The final category can only be employed on a work visa now. To do that, you will have to become a Sponsor (this takes 8-12 weeks) and to pay for the relevant visas. It is not cheap and beyond the scope of this article.
But if you need to know more, this is a good starting point: UK visa sponsorship for employers: Overview – GOV.UK
Many employers have become familiar with the online check for EU and EEA nationals who qualify for settled and pre-settled status.
But, until 6th April, employers had also been able to take copies of their Biometric Residence Cards and Permits. This will no longer be possible and the free online checking service will be the only way to check this and show a “Statutory Excuse”.
Permanent or Temporary Check (that needs to be repeated)?
Carrying out Right to Work checks is something that all employers should know about. It is mandatory to carry these out for all new employees before they start work.
For those that have a permanent right to remain in the UK – British and Irish Citizens, those with EU Settled Status (not pre-settled) and those with Indefinite Leave to Remain only have to be checked once.
Those with a time limited Right to Work will have to be checked again when that time runs out, preferably just before.
It is the re-checking process we suspect which is where most employers will fall down. Many are quite assiduous at checking people’s Right to Work when they first joined the organisation, but singularly fail to follow up and recheck their permission as prescribed by the law.
Make sure you diarise such checks and have a good follow up system.
Audit your current employee records
Any audit of your workers could lead to embarrassing situations, and indeed, we have dealt with employers who have found themselves in this situation.

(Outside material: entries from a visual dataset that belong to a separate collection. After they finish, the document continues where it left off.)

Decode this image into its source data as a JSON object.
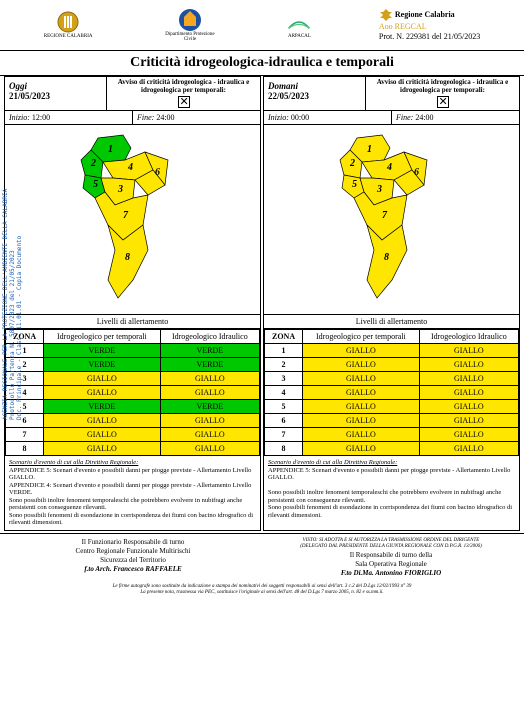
{
  "protocol": {
    "region": "Regione Calabria",
    "aoo": "Aoo REGCAL",
    "ref": "Prot. N. 229381 del 21/05/2023"
  },
  "logos": {
    "l1": "REGIONE CALABRIA",
    "l2": "Dipartimento Protezione Civile",
    "l3": "ARPACAL"
  },
  "title": "Criticità idrogeologica-idraulica e temporali",
  "avviso_label": "Avviso di criticità idrogeologica - idraulica e idrogeologica per temporali:",
  "today": {
    "label": "Oggi",
    "date": "21/05/2023",
    "inizio_label": "Inizio:",
    "inizio": "12:00",
    "fine_label": "Fine:",
    "fine": "24:00"
  },
  "tomorrow": {
    "label": "Domani",
    "date": "22/05/2023",
    "inizio_label": "Inizio:",
    "inizio": "00:00",
    "fine_label": "Fine:",
    "fine": "24:00"
  },
  "table": {
    "title": "Livelli di allertamento",
    "zona": "ZONA",
    "col1": "Idrogeologico per temporali",
    "col2": "Idrogeologico Idraulico"
  },
  "levels": {
    "verde": "VERDE",
    "giallo": "GIALLO"
  },
  "today_rows": [
    {
      "z": "1",
      "c1": "VERDE",
      "c2": "VERDE",
      "s1": "verde",
      "s2": "verde"
    },
    {
      "z": "2",
      "c1": "VERDE",
      "c2": "VERDE",
      "s1": "verde",
      "s2": "verde"
    },
    {
      "z": "3",
      "c1": "GIALLO",
      "c2": "GIALLO",
      "s1": "giallo",
      "s2": "giallo"
    },
    {
      "z": "4",
      "c1": "GIALLO",
      "c2": "GIALLO",
      "s1": "giallo",
      "s2": "giallo"
    },
    {
      "z": "5",
      "c1": "VERDE",
      "c2": "VERDE",
      "s1": "verde",
      "s2": "verde"
    },
    {
      "z": "6",
      "c1": "GIALLO",
      "c2": "GIALLO",
      "s1": "giallo",
      "s2": "giallo"
    },
    {
      "z": "7",
      "c1": "GIALLO",
      "c2": "GIALLO",
      "s1": "giallo",
      "s2": "giallo"
    },
    {
      "z": "8",
      "c1": "GIALLO",
      "c2": "GIALLO",
      "s1": "giallo",
      "s2": "giallo"
    }
  ],
  "tomorrow_rows": [
    {
      "z": "1",
      "c1": "GIALLO",
      "c2": "GIALLO",
      "s1": "giallo",
      "s2": "giallo"
    },
    {
      "z": "2",
      "c1": "GIALLO",
      "c2": "GIALLO",
      "s1": "giallo",
      "s2": "giallo"
    },
    {
      "z": "3",
      "c1": "GIALLO",
      "c2": "GIALLO",
      "s1": "giallo",
      "s2": "giallo"
    },
    {
      "z": "4",
      "c1": "GIALLO",
      "c2": "GIALLO",
      "s1": "giallo",
      "s2": "giallo"
    },
    {
      "z": "5",
      "c1": "GIALLO",
      "c2": "GIALLO",
      "s1": "giallo",
      "s2": "giallo"
    },
    {
      "z": "6",
      "c1": "GIALLO",
      "c2": "GIALLO",
      "s1": "giallo",
      "s2": "giallo"
    },
    {
      "z": "7",
      "c1": "GIALLO",
      "c2": "GIALLO",
      "s1": "giallo",
      "s2": "giallo"
    },
    {
      "z": "8",
      "c1": "GIALLO",
      "c2": "GIALLO",
      "s1": "giallo",
      "s2": "giallo"
    }
  ],
  "colors": {
    "verde": "#00c800",
    "giallo": "#ffe600"
  },
  "scenario": {
    "title": "Scenario d'evento di cui alla Direttiva Regionale:",
    "app5": "APPENDICE 5: Scenari d'evento e possibili danni per piogge previste - Allertamento Livello GIALLO.",
    "app4": "APPENDICE 4: Scenari d'evento e possibili danni per piogge previste - Allertamento Livello VERDE.",
    "note1": "Sono possibili inoltre fenomeni temporaleschi che potrebbero evolvere in nubifragi anche persistenti con conseguenze rilevanti.",
    "note2": "Sono possibili fenomeni di esondazione in corrispondenza dei fiumi con bacino idrografico di rilevanti dimensioni."
  },
  "footer": {
    "left_role": "Il Funzionario Responsabile di turno",
    "left_org1": "Centro Regionale Funzionale Multirischi",
    "left_org2": "Sicurezza del Territorio",
    "left_name": "f.to  Arch. Francesco RAFFAELE",
    "right_pre1": "VISTO: SI ADOTTA E SI AUTORIZZA LA TRASMISSIONE ORDINE DEL DIRIGENTE",
    "right_pre2": "(DELEGATO DAL PRESIDENTE DELLA GIUNTA REGIONALE CON D.P.G.R. 13/2006)",
    "right_role": "Il Responsabile di turno della",
    "right_org": "Sala Operativa Regionale",
    "right_name": "F.to Di.Ma. Antonino FIORIGLIO",
    "bottom1": "Le firme autografe sono sostituite da indicazione a stampa dei nominativi dei soggetti responsabili ai sensi dell'art. 3 c.2 del D.Lgs 12/02/1993 n° 39",
    "bottom2": "La presente nota, trasmessa via PEC, sostituisce l'originale ai sensi dell'art. 48 del D.Lgs 7 marzo 2005, n. 82 e ss.mm.ii."
  },
  "sidebar": {
    "l1": "AGENZIA REGIONALE PER LA PROTEZIONE DELL'AMBIENTE DELLA CALABRIA",
    "l2": "Protocollo Partenza N. 5807/2023 del 21/05/2023",
    "l3": "Doc. Principale - Class. 11.01.01 - Copia Documento"
  },
  "map_zones": {
    "outline_color": "#000000",
    "today_colors": {
      "1": "#00c800",
      "2": "#00c800",
      "3": "#ffe600",
      "4": "#ffe600",
      "5": "#00c800",
      "6": "#ffe600",
      "7": "#ffe600",
      "8": "#ffe600"
    },
    "tomorrow_colors": {
      "1": "#ffe600",
      "2": "#ffe600",
      "3": "#ffe600",
      "4": "#ffe600",
      "5": "#ffe600",
      "6": "#ffe600",
      "7": "#ffe600",
      "8": "#ffe600"
    }
  }
}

In almost all cases, it has not meant that individuals are not allowed to work in the UK, simply that their paperwork is not up-to-date, and in some cases, the individual them self has not renewed it.
The risk to the employer, however, is an expensive fine, so make sure you have a robust system in place, especially if you employ a lot of existing non-UK nationals. If you do not employ many/any non-UK nationals, do not think it is unimportant. Just checking people who look/sound different is a good way to generate a race discrimination claim.
The UKVI has stated its intention to put all checks online by 2024.
The guidance provided in this article is just that – guidance. Before taking any action, make sure that you know what you are doing, or call an expert for specific advice.